Lalu sesungguhnya beberapa perihal apa yang direkomendasikan atau disunnahkan buat seorang yang menjalankan I’tikaf? Di bawah ini berbagai perihal yang disarankan atau disunnahkan untuk seorang yang beri’tikaf salah satunya ialah :
1. Melaksanakan Ketaatan Terhadap Allah SWT
Yang pertama menyibukkan diri dengan menjalankan ketaatan pada Allah SWT seperti melakukan zikir, membaca Al Quran, serta dialog keilmuan. Sebab dengan mengerjakan soal hal semacam itu bisa membimbing pada tujuan dari penerapan I’tikaf.
2. Berpuasa
Kenyataannya beri’tikaf pada kondisi berpuasa itu paling utama dan kuat untuk pecahkan syahwat keinginan, dapat lebih memusatkan ingatan, dan mensucikan hati.
3. Melaksanakan I’tikaf Di Mushola Jami
Yang ke-3 melakukan I’tikaf di mushola jami adalah mushola yang membangun shalat Jumat.
4. Tidak Berkata Kecuali Pengucapan Yang Baik
Dan yang paling akhir yakni tak bercakap kecuali pengucapan yang bagus. Mereka yang mengerjakan I’tikaf tidak diizinkan untuk memaki, menggunjing, beradu domba, serta berbicara kata yang tak ada fungsinya. (Dr. Mushtofa Said Al-Khin dan Dr Mushtofa Al-Bugha, Al-Fiqh Al-Manhaji ‘Ala Al-Mazhab Al-Imam As-Syafi’i, juz 2, soal. 108)
Kesunnahan menjalankan I’tikaf pada situasi puasa dalam rujukan yang telah ditulis sebelumnya jelas tujuannya itu yakni waktu menjalankan I’tikaf pada siang hari. Maka dapat dimengerti bila beri’tikaf pada siang hari pada situasi berpuasa dianggap paling utama ketimbang I’tikaf saat malam hari. Namun perihal itu tidak berlaku saat melakukan I’tikaf di sepuluh malam paling akhir dalam bulan Ramadhan, lantaran saat malam malam itu punya kekhususan berbentuk turunnya lailatul qadar. Maka dari itu beri’tikaf di sepuluh malam paling akhir ini punya keunggulan spesifik.

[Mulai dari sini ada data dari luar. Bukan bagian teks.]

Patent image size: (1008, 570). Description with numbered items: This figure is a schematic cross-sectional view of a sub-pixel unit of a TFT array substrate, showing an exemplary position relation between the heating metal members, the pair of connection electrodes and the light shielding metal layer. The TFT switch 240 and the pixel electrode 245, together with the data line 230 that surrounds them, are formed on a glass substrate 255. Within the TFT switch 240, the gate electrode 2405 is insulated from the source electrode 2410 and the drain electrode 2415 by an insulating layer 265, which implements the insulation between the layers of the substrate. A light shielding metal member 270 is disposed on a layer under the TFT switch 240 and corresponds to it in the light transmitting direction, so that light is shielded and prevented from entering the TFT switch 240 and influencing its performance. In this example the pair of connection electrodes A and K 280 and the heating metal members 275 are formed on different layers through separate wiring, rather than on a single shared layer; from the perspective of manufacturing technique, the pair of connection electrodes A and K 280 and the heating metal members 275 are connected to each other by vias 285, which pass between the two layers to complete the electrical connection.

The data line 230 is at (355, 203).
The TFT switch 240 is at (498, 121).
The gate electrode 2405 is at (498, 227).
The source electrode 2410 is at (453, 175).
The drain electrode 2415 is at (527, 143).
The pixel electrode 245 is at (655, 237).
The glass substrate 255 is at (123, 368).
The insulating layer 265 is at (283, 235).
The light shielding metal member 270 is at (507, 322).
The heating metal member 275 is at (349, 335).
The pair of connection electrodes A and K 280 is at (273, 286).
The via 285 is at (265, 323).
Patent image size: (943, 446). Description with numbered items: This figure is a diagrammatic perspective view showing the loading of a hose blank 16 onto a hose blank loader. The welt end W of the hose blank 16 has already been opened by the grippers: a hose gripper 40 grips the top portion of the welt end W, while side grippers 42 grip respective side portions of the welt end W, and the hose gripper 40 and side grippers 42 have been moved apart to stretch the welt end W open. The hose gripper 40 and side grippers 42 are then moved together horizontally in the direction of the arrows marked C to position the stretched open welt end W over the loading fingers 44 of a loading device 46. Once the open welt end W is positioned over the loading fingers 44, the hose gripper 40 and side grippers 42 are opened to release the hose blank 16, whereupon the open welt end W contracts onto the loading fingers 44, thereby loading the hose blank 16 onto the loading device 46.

Karena itu untuk mereka yang dapat mengerjakan I’tikaf mesti mencermati kesunnahan kesunnahan waktu beri’tikaf sama yang udah diterangkan di atas, juga mempraktikkannya dengan penuh khusyuk dan kekhusyuan. Lantaran I’tikaf yang paling penting itu ialah I’tikaf yang banyak di isi dengan amal beribadah, berdasar pedoman “ma kana aktsara fi’lan kana aktsara fadlan” berarti suatu yang bertambah banyak wujud kelakuannya karenanya makin banyak pula keunggulannya. Wallahu a’lam.